Mais, de la main, Pierre fait signe de se taire. Il regarde. Puis il murmure:
“C’est cette femme. Elle a bu de l’eau du puits et elle a pris un fagot resté dans la cour. Elle est trempée. Elle n’a sûrement pas chaud… Elle s’en va… Je la suis. Je veux voir…”
Il sort sans bruit.
“Mais, où peut-elle rester pour être toujours près d’ici?” demande Thomas.
“Et rester ici par ce temps!” dit Matthieu.
“Elle va certainement au pays parce que avant-hier elle achetait du pain.” dit Barthélemy.
“Elle a une belle constance pour rester ainsi voilée!” dit Jacques d’Alphée.
“Ou un motif sérieux.” observe Thomas.
“Mais ce sera sûrement celle dont ce juif parlait hier? demande Jean.
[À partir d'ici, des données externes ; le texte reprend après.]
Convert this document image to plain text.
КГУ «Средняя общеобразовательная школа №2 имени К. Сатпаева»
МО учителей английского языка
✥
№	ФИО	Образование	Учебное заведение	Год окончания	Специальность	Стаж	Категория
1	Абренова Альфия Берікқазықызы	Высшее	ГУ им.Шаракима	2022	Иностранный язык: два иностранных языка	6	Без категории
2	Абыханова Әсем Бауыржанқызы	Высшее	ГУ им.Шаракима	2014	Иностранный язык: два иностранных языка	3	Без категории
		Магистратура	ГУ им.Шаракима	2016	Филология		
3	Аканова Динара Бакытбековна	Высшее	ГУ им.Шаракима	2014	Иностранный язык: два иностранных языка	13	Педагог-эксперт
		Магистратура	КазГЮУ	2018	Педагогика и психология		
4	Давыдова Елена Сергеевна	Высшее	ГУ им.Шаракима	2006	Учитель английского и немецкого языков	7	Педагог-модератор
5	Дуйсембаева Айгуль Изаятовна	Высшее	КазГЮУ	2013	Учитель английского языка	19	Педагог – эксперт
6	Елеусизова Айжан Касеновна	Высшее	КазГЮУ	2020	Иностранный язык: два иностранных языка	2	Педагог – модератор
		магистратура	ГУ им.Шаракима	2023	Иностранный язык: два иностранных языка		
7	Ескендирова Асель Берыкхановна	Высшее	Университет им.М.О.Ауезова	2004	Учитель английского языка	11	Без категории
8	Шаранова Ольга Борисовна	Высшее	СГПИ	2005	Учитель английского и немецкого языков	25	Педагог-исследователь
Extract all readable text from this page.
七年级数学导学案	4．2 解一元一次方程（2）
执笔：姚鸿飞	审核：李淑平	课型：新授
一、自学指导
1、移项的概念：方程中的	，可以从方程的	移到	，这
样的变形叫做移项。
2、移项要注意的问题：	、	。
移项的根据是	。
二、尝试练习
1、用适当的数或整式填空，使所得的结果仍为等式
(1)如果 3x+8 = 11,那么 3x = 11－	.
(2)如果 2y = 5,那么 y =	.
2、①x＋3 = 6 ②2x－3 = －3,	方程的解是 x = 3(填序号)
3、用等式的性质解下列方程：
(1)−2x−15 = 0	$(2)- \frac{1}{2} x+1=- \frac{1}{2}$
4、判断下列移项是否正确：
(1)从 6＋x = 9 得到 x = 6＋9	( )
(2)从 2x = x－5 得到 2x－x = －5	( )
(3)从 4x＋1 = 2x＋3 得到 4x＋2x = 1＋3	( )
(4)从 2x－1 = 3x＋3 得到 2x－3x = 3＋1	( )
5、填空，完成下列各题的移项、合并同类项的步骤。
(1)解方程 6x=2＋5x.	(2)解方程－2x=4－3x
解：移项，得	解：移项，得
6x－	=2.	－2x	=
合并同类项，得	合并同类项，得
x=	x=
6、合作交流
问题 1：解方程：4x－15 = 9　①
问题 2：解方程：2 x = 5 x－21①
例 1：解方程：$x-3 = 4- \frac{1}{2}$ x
Ils sont toujours si faux!”
Jésus reste toujours silencieux comme s’il était sourd. Tous le regardent, ils sont sûrs que Lui sait. Mais Lui est en train de travailler avec un couteau sur un morceau de bois tendre qui tout doucement se transforme en une longue fourchette pratique pour sortir les légumes de l’eau bouillante. Quand il l’a achevée, il offre son travail à Thomas qui s’est donné complètement à son métier de cuisinier. “Tu es vraiment bon, Maître.
124.3 - Mais… nous dis-tu qui est-elle?”
“Une âme. Pour moi, vous êtes tous des “âmes”. Rien d’autre. Hommes, femmes, vieillards, enfants: des âmes, des âmes, des âmes. Âmes candides les bébés, âmes d’azur les enfants, âmes roses les jeunes gens, âmes d’or les justes, âmes de poix les pécheurs. Mais des âmes seulement. Rien d’autre que des âmes. Et je souris aux âmes candides car il me semble sourire à des anges; et je me repose dans les fleurs de rose et d’azur des adolescents qui sont bons; je me réjouis dans les âmes précieuses des justes; et je peine et souffre pour rendre précieuses et lumineuses les âmes des pécheurs. Les visages?…Les corps?…Ce n’est rien. C’est par vos âmes que je vous connais et vous reconnais.”